Autophagy or "self eating" is a universal process occuring during normal growth in mammalian cells, yeast, and plants, it is inducable by stressful events (these include starvation or stressful events). Cellular scale autophagy is a form of recycling by the plant according to Xu. The study revealed that some of the biochemical building blocks set free by this normal autophagic recycling process are the fatty acids that make up oil droplets.
To produce a level of starvation in the plant cells the plants were then placed in the dark where no photosynthesis could occur. For this part of the study, the scientists used two fluorescent markers to label the lipid droplets (green) and the membrane surrounding the vacuole (red).

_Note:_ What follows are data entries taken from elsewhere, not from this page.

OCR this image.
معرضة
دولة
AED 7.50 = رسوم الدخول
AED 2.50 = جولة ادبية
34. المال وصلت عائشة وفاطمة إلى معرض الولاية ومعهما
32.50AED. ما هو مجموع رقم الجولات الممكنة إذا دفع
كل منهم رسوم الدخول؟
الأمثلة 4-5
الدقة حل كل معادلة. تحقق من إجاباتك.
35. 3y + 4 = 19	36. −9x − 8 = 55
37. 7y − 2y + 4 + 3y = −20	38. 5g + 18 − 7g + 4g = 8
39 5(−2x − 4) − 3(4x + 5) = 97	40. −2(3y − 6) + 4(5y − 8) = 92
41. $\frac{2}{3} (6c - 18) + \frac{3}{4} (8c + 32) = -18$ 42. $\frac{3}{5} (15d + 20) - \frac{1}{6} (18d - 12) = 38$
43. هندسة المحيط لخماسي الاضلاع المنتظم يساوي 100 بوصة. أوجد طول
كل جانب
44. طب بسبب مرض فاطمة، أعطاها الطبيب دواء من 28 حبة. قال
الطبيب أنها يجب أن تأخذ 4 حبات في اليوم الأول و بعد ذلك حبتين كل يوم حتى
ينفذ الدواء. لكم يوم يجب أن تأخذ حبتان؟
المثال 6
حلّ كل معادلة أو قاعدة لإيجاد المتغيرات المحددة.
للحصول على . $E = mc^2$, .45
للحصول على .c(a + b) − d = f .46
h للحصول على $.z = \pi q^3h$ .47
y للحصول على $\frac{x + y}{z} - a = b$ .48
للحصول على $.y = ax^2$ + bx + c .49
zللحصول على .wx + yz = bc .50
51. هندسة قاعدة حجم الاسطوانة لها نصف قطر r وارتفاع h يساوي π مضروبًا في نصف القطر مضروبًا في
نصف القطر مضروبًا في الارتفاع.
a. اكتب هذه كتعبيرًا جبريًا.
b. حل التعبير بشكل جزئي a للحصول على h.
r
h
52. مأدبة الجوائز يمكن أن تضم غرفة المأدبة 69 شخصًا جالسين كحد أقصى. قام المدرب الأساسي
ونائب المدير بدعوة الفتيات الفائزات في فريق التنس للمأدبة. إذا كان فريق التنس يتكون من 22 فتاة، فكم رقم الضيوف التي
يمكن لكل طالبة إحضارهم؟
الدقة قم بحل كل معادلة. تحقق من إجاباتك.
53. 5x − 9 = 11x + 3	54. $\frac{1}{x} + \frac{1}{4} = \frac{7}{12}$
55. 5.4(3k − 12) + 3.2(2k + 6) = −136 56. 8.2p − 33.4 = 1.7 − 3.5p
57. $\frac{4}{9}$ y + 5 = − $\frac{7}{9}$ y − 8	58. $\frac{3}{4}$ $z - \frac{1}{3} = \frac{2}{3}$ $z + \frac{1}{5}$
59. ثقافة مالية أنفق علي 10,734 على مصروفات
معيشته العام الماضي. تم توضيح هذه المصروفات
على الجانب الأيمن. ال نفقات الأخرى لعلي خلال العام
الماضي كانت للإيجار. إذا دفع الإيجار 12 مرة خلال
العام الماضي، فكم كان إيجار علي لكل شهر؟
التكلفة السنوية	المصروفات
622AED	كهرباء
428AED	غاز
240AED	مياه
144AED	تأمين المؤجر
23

The images on the main header were taken using a confocal microscope at Brookhaven Lab's Center for Functional Nanomaterials, show lipid droplets (green) enclosed within plant cell vacuoles (red-labeled membranes). The plants had been in the dark and were in the process of "eating" their own lipid droplets to provide the cells with energy in the absence of sunlight/photosynthesis.
“Lipids are a major component of cellular membranes, including the membranes that surround every organelle,” Xu said. “Our study shows that autophagy delivers the old organelles with their lipid-rich membranes to the vacuole to be degraded, and then the labeled fatty acids released from the membranes end up in the oil stored in lipid droplets.”
Xu explains that, “There are a lot more details to discover about how this process happens. But if we can discover the signals that are involved, we may be able to manipulate the process to get plants to make and store more fatty acids, the major components of biodiesel. This knowledge could also be used to make oil droplets more stable, or plants that are more resistant to stress. It’s a whole new exciting research field!”
Are biofuels carbon neutral? This is the great controversy, in some cases it has been found that processing the biofuels can have a bigger carbon impact than using other fuels. There is also the question of biodiversity, the amount of land clearing needed could lead to the destruction of a dense population of natural habitat for both animals and plants. Forced growing in darkness could make use of abandoned underground areas if suitable for farming. The important theme seems to be to make this an ethical and sustainable way of producing a carbon neutral fuel, this is new research and so we await further progress.